Snapshot Spectral Clustering -- a costless approach to deep clustering ensembles generation
This work addresses the problem of improving clustering accuracy for large, complex datasets in unsupervised machine learning, though it appears incremental in combining existing techniques.
The paper tackles the challenge of unsupervised learning from large datasets by proposing Snapshot Spectral Clustering, a deep clustering ensemble method that combines multiple data views from deep neural networks to enhance clustering results while minimizing computational costs. Experiments demonstrate the effectiveness of the proposed concept, with a hyperparameter study providing guidance for parameter selection.

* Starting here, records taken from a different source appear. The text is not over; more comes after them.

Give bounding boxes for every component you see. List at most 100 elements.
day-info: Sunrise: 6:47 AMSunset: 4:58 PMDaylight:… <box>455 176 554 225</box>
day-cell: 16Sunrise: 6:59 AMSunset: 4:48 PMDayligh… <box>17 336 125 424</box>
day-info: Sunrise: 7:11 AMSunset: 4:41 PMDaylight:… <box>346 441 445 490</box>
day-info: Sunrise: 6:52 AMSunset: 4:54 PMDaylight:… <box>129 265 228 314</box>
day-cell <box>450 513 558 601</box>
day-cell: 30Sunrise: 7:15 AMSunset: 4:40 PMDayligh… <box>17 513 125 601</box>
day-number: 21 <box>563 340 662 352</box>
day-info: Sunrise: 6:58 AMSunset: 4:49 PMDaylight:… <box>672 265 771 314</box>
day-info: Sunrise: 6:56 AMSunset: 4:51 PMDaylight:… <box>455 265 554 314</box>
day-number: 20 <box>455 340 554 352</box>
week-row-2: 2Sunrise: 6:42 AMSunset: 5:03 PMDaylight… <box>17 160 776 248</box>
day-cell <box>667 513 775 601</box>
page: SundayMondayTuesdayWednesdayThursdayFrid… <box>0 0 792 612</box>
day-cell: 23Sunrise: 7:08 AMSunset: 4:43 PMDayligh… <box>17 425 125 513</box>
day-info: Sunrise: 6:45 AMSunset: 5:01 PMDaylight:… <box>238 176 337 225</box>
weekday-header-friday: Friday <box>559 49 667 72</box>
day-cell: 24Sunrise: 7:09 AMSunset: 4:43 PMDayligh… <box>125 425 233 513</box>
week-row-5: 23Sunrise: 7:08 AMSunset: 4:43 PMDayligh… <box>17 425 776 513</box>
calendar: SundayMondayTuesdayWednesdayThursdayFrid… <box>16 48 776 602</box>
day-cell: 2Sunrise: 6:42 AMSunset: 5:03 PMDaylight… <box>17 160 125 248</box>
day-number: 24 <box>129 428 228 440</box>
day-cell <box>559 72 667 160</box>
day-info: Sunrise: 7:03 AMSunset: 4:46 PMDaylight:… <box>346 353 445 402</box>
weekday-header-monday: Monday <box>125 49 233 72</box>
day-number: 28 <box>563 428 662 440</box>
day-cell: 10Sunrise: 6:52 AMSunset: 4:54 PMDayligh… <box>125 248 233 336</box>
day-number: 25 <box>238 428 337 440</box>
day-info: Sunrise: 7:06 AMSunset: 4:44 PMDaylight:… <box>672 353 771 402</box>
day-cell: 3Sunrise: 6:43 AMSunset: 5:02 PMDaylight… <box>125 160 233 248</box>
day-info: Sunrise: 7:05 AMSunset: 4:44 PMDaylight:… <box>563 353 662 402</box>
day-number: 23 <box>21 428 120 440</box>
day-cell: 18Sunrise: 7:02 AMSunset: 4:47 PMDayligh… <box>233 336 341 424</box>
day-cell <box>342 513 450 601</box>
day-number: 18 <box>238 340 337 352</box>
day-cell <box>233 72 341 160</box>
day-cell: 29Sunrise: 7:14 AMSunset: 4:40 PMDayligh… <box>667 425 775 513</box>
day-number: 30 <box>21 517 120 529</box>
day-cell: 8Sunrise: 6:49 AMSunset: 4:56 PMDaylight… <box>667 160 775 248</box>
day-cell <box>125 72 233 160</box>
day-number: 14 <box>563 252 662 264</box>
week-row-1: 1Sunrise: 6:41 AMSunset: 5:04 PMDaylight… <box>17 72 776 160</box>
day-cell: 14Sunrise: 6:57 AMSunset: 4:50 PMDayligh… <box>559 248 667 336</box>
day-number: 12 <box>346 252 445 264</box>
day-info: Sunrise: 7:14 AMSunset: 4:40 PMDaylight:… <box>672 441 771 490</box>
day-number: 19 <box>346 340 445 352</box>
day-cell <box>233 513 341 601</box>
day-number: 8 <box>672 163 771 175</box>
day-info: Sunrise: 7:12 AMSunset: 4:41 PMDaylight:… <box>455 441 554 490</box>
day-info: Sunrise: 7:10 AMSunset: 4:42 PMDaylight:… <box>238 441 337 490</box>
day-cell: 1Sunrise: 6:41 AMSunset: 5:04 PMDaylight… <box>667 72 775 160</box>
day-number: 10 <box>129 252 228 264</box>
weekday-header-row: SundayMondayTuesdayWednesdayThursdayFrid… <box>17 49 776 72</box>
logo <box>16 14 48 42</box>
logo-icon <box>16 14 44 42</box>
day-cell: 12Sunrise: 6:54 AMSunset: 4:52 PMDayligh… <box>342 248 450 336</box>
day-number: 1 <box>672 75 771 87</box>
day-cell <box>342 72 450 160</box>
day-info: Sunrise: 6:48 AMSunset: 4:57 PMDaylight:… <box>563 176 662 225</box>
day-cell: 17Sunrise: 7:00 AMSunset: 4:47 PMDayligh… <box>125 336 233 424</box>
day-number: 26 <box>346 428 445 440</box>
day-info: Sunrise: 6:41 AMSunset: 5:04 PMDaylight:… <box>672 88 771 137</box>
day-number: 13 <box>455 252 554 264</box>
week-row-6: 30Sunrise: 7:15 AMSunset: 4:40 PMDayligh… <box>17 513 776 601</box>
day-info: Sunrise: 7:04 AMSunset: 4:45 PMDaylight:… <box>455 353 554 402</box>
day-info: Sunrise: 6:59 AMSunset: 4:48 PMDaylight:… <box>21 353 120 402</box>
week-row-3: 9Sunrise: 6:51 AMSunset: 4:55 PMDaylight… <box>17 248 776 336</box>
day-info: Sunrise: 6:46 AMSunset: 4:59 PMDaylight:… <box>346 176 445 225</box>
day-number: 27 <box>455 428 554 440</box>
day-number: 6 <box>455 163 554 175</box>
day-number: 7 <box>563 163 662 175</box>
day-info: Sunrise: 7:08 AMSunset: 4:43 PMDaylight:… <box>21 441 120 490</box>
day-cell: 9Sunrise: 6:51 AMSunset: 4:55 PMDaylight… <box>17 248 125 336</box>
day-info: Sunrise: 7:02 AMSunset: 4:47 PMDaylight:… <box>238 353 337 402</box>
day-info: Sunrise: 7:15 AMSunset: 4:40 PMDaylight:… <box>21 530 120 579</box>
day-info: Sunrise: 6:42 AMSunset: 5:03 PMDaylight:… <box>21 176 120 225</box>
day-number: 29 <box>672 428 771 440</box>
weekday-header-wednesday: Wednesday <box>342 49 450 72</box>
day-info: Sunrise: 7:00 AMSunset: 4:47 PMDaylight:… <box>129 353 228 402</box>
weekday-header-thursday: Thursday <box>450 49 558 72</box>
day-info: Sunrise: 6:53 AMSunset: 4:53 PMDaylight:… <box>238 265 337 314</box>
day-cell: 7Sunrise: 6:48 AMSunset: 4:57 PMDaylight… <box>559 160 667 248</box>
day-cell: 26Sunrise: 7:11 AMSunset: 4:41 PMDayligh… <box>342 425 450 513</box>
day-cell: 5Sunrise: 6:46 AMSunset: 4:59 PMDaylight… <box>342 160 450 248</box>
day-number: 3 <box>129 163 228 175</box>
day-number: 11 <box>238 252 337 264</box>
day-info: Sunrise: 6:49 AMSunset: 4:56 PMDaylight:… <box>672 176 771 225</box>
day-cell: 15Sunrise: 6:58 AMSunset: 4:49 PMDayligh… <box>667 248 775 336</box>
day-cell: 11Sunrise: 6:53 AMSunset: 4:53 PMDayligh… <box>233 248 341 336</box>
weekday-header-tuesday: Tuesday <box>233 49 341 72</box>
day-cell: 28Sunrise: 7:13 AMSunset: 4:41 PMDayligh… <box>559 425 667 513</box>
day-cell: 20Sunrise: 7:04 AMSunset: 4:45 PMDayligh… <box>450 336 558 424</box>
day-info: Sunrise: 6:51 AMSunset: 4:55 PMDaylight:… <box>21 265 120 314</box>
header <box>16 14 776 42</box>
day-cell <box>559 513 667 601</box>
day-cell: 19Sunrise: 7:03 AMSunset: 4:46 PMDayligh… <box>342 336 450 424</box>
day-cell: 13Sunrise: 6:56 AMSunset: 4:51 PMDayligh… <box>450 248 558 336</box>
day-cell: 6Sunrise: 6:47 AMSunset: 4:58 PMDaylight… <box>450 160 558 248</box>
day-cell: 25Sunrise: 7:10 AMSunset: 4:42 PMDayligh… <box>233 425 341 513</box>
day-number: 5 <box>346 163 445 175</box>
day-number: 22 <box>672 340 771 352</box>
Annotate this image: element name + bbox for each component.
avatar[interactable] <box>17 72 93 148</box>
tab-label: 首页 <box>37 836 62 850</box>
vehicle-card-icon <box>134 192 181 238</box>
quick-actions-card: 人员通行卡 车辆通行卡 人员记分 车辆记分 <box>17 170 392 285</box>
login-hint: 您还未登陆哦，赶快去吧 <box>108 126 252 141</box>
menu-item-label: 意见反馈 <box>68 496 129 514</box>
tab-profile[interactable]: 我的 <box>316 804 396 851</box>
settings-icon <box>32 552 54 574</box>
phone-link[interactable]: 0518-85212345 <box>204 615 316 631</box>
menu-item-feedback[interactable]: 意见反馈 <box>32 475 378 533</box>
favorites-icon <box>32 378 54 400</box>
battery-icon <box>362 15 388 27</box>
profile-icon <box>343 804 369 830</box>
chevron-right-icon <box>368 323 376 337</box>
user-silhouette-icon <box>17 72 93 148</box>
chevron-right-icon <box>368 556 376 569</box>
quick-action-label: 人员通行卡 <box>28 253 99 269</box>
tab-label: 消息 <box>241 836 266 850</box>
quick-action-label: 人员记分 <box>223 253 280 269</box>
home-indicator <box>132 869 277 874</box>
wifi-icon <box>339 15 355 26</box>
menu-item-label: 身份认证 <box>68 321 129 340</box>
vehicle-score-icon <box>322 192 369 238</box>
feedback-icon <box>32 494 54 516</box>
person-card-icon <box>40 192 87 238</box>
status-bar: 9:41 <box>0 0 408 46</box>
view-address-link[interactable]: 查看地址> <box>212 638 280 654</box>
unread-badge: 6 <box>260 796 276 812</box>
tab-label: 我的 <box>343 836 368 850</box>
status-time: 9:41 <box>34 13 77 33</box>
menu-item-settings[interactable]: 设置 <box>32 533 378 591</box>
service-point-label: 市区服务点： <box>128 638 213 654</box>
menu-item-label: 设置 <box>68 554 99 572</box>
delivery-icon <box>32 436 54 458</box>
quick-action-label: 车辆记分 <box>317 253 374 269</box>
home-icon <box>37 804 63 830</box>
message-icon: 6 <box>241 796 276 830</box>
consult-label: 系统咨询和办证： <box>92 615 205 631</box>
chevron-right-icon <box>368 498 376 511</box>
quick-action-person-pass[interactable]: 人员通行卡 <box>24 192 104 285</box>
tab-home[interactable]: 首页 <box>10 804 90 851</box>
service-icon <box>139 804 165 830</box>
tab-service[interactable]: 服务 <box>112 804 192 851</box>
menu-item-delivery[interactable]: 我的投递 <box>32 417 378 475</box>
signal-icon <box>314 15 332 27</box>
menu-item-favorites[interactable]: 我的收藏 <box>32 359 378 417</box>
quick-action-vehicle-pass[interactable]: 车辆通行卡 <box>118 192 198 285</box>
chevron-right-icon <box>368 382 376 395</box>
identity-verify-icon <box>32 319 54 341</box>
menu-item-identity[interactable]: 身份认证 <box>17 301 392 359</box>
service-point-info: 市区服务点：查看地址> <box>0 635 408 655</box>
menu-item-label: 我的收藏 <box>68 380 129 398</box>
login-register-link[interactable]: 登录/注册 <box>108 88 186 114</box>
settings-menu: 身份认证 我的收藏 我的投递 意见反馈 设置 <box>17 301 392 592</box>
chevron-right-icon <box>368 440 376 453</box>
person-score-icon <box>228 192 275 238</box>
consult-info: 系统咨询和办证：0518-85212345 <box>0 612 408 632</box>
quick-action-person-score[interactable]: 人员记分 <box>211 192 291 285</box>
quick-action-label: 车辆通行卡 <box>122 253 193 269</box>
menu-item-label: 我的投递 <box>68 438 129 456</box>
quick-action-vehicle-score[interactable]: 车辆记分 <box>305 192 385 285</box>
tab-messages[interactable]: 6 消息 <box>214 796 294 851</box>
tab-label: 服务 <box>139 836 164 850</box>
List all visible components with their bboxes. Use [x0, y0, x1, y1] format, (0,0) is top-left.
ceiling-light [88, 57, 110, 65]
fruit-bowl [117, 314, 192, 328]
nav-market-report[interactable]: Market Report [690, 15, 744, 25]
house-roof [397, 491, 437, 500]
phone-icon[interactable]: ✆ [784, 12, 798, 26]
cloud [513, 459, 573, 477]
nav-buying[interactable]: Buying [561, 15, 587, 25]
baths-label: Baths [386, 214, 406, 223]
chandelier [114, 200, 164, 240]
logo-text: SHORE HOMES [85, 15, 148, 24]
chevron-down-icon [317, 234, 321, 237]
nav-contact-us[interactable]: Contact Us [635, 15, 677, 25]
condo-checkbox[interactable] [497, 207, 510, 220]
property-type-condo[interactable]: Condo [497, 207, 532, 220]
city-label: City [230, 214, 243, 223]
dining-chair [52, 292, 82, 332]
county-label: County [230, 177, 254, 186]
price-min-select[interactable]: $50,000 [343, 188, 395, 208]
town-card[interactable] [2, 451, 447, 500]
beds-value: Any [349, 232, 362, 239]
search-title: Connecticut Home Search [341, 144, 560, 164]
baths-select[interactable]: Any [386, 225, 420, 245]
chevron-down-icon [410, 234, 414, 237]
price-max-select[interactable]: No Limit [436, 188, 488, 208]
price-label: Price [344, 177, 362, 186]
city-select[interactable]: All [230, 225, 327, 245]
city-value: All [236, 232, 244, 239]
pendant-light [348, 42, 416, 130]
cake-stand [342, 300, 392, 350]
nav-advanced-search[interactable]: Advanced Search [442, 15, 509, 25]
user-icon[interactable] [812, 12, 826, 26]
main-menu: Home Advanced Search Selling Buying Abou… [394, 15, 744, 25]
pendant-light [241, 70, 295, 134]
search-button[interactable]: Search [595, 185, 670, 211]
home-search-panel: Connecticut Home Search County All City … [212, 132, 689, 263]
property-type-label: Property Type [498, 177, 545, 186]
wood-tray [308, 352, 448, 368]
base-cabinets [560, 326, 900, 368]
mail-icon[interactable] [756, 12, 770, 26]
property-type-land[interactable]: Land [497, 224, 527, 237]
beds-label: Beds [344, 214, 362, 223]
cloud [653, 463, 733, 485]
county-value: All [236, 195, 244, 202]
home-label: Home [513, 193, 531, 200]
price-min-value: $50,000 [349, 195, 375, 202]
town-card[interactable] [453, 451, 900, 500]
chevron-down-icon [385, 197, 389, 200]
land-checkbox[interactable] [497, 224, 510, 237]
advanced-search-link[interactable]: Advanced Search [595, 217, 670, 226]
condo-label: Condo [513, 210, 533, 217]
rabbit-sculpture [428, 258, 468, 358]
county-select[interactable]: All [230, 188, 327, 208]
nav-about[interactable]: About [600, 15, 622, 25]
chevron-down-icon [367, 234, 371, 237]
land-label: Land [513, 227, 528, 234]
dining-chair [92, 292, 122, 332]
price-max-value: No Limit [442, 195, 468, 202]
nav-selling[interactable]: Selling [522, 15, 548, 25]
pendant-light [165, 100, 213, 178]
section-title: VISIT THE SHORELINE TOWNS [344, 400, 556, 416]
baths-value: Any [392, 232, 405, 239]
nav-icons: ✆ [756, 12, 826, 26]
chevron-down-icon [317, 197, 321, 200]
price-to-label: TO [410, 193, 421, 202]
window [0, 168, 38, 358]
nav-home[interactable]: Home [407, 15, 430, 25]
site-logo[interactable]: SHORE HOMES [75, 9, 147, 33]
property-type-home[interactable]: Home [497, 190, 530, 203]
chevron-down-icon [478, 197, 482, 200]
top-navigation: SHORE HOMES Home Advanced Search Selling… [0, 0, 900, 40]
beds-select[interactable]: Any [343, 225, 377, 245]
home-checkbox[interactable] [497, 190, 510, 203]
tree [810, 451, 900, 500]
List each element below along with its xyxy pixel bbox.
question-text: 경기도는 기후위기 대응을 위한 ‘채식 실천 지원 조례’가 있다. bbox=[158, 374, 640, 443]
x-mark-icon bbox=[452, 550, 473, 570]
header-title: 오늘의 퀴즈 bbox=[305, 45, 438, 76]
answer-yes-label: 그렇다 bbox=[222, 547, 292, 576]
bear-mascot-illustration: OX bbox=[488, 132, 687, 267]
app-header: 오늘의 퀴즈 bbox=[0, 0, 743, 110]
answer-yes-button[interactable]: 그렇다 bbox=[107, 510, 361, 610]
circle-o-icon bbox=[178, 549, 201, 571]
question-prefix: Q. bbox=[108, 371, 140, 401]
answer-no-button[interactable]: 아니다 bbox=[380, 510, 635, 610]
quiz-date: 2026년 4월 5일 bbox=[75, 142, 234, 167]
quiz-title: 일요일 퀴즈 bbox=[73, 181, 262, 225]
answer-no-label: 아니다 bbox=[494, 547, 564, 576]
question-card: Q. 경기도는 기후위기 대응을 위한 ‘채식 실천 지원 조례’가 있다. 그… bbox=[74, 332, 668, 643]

Despite tremendous advancements in Artificial Intelligence, learning from large sets of data in an unsupervised manner remains a significant challenge. Classical clustering algorithms often fail to discover complex dependencies in large datasets, especially considering sparse, high-dimensional spaces. However, deep learning techniques proved to be successful when dealing with large quantities of data, efficiently reducing their dimensionality without losing track of underlying information. Several interesting advancements have already been made to combine deep learning and clustering. Still, the idea of enhancing the clustering results by combining multiple views of the data generated by deep neural networks appears to be insufficiently explored yet. This paper aims to investigate this direction and bridge the gap between deep neural networks, clustering techniques and ensemble learning methods. To achieve this goal, we propose a novel deep clustering ensemble method - Snapshot Spectral Clustering, designed to maximize the gain from combining multiple data views while minimizing the computational costs of creating the ensemble. Comparative analysis and experiments described in this paper prove the proposed concept, while the conducted hyperparameter study provides a valuable intuition to follow when selecting proper values.